Call it breakfast or brunch, the morning meal at Portage Bay Cafe is a Seattle treasure. For the breakfast bar alone, I want to return. That’s a help-yourself buffet of garnishes and condiments for pancakes or French toast: ravishing northwest berries, nuts and sugar, a great mountain of butter, and a bowl full of fresh whipped cream. Just about anything topped with these worthies would taste great, but the foundations are themselves extraordinary.
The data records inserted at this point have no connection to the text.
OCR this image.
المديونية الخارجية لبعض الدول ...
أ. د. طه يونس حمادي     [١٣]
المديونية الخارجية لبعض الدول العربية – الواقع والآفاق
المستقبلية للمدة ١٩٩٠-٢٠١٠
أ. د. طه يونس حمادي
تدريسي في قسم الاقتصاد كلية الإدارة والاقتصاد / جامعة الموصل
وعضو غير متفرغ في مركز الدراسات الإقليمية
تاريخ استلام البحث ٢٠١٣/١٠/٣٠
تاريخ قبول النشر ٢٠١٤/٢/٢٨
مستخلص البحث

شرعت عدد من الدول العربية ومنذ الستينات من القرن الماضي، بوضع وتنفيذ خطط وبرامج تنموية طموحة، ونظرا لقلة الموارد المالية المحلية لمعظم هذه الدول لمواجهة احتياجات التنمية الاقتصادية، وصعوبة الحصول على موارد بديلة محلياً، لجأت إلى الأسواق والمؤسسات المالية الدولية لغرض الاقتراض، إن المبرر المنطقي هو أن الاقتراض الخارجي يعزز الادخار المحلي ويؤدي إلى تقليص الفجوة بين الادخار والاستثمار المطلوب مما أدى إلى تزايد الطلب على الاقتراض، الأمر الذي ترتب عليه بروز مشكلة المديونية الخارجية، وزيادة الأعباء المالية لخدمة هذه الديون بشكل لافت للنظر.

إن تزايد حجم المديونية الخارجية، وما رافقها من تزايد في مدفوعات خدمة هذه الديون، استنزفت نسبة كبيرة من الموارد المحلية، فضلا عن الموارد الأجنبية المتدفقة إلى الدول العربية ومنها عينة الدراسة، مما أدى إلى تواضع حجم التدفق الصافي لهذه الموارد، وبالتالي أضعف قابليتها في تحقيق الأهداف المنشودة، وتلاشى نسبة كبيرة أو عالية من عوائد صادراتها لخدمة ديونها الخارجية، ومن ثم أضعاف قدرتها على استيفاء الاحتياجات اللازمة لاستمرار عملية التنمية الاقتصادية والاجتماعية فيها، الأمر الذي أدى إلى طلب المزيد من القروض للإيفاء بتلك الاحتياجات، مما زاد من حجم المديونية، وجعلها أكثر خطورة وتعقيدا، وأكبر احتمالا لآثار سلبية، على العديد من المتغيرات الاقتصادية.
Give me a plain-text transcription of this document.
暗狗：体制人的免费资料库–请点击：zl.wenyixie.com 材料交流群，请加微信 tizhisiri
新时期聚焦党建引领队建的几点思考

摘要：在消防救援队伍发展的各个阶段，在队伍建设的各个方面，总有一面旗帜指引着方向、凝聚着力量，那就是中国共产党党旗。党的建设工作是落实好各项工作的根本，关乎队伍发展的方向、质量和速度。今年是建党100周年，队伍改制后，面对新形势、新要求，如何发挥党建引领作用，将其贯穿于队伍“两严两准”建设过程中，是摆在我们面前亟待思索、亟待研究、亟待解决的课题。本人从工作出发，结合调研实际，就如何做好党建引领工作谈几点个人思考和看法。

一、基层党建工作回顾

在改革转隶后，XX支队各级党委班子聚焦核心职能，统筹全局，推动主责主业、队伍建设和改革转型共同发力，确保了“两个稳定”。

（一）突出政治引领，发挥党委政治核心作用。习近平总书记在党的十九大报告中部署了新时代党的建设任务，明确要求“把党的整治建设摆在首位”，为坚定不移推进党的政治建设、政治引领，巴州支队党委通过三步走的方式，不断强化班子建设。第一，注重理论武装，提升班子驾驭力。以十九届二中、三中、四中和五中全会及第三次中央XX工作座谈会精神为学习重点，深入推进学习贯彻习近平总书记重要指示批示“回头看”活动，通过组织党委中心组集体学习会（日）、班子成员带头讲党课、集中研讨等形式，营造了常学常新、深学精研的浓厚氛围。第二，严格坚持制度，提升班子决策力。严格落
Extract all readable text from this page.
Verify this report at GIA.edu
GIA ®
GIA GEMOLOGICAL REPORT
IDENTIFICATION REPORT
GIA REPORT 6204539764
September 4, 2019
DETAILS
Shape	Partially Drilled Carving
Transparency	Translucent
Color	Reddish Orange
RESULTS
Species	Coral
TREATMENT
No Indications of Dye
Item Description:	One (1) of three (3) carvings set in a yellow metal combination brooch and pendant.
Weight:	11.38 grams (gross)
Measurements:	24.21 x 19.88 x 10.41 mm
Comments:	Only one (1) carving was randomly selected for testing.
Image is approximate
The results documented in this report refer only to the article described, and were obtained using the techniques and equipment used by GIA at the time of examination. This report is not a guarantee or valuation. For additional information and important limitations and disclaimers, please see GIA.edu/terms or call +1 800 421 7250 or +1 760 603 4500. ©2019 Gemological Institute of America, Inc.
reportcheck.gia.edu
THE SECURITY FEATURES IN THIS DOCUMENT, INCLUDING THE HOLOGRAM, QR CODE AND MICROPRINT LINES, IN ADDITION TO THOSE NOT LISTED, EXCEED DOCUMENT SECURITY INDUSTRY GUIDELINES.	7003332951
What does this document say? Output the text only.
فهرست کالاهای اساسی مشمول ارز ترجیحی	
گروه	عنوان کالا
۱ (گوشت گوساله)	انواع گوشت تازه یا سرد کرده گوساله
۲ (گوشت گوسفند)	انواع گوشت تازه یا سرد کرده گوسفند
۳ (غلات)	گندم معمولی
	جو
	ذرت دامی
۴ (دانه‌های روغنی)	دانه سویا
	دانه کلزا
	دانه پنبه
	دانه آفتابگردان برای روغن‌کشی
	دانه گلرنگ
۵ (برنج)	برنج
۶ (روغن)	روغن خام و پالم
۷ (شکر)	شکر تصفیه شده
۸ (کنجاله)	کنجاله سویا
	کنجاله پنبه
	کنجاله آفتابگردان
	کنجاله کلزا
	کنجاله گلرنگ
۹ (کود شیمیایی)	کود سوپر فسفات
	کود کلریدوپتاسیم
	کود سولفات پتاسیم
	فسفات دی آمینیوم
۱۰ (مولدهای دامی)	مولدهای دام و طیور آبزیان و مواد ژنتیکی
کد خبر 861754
In fact, Swedish pancakes, which come adorned with tart lingonberry preserves and sided by sweet lingonberry butter, are so perfect that it seems wrong to add anything at all.
Migas is (or, linguistically speaking, migas are) an unusual presentation, the tortilla not mixed up with eggs et. al., but rather pocketing them. It is a pliable plate-size flour tortilla, folded over a trio of free-range eggs scrambled with sharp Tillamook cheddar, sour cream, salsa, basil, and a measure of cumin. The package is crowned with a heaping portion of what the menu bills as avocado salsa, a doppelganger for guacamole. All in all, it is a magnificent meal, especially when large discs of chorizo sausage are added to the payload.
Meals at Portage Bay Cafe are huge, so I was able to tackle only two breakfasts; but the Benedicts, French toast, and banana pancakes on nearby tables looked terrific. And there’s a whole lunch menu I need to try, including salads with baked-in-house rustic bread, a Cuban sandwich dressed with habanero dill pickle slices, veggie shawarma, and a half-pound burger made from Washington State beef. Based on the short-ribs Roadfood dinner I ate here (a special event; normally dinner is not served), those post-breakfast meals are going to be something special, too.